The
Income Tax Appellate Tribunal, Hyderabad Bench, in Income-tax Officer v.
Narasimha Reddy Duthala (ITA No. 1113/Hyd/2024), examined the allowability
of exemption under Section 54F of the Income-tax Act, 1961, in respect of
long-term capital gains arising from sale of unquoted equity shares, and the
extent to which such exemption can be denied on alleged technical breaches of
statutory conditions.
The
assessee, an individual, sold unquoted equity shares of two companies during
the relevant assessment year and earned long-term capital gains. Out of the
total gains, the assessee claimed proportionate exemption under Section 54F by
investing part of the consideration towards purchase of land for construction
of a residential house and depositing the unutilised portion in the Capital
Gains Account Scheme. The Assessing Officer did not dispute the quantum of
capital gains or the factum of investment but denied exemption on multiple
grounds.
The Assessing
Officer held that the assessee owned more than one residential house on the
date of transfer of the original asset, that investment and deposit were not
made before the due date under Section 139(1), and that exemption could not be
allowed where construction was carried out only on a small portion of the land
purchased.

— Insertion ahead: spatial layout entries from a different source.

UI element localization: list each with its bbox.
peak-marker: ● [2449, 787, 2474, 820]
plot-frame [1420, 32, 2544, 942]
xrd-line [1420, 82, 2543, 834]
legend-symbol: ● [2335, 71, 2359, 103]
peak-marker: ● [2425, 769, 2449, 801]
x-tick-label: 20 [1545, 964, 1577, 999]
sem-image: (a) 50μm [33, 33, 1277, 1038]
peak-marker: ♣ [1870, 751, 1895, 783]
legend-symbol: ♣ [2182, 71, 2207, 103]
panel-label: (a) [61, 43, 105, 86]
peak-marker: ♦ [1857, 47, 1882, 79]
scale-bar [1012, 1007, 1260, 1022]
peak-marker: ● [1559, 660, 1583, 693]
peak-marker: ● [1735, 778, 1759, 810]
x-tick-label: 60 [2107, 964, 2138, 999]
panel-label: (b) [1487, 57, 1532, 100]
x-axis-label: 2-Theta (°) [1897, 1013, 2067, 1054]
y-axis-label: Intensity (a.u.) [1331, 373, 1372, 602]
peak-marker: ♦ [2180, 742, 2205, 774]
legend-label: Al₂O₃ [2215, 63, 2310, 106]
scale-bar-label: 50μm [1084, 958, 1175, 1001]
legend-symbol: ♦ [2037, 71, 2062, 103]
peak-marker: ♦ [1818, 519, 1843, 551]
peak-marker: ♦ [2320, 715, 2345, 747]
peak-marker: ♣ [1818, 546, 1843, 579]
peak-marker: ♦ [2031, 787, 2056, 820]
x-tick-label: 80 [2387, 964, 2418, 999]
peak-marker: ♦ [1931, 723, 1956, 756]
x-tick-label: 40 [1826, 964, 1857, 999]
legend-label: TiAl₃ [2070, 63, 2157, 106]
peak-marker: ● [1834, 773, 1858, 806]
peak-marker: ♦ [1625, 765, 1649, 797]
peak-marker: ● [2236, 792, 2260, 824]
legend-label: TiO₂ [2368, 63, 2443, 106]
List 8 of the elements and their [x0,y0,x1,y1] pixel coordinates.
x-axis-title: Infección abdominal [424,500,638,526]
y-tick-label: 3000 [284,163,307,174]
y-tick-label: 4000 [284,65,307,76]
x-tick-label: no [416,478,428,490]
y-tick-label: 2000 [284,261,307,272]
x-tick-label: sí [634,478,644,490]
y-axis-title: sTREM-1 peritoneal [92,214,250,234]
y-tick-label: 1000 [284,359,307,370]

The claim of the assessee that one residential property had been
gifted to his daughter on the occasion of her marriage in 2015 was rejected on
the ground that the gift deed was registered only subsequently.
The
CIT(A) allowed the assessee’s claim, holding that the assessee had fulfilled
the substantive conditions of Section 54F and that the denial by the Assessing
Officer was based solely on hyper-technical interpretation of the proviso. The
Revenue carried the matter in appeal before the Tribunal.
The
Tribunal upheld the order of the CIT(A), observing that Section 54F is a
beneficial provision intended to promote investment in residential housing and
must be construed liberally. The Tribunal accepted that the assessee had made
an oral gift of the residential house to his daughter at the time of her
marriage, which was later formalised through a registered gift deed and
corroborated by a Streedhan agreement and consistent conduct of the parties.
Accordingly, the assessee could not be regarded as the owner of more than one
residential house on the date of transfer.
On the
issue of the due date, the Tribunal held that since the assessee was a partner
in a firm whose accounts were audited under Section 44AB, the applicable due
date under Section 139(1) was 31 October, and the investments and deposits made
in October 2022 were within time. The Tribunal further held that purchase of
land followed by construction of a residential house within the prescribed
period satisfies the requirement of Section 54F, and the extent of land
utilised for construction is not determinative.
Relying
on the principles laid down by the Supreme Court in Bajaj Tempo Ltd. v. CIT
(196 ITR 188), Sanjeev Lal v. CIT (365 ITR 389), and other judicial
precedents emphasising liberal interpretation of exemption provisions, the
Tribunal held that exemption under Section 54F cannot be denied for technical
or venial breaches when the substantive conditions are duly fulfilled.
Accordingly,
the appeal filed by the Revenue was dismissed and the exemption granted to the
assessee under Section 54F was upheld.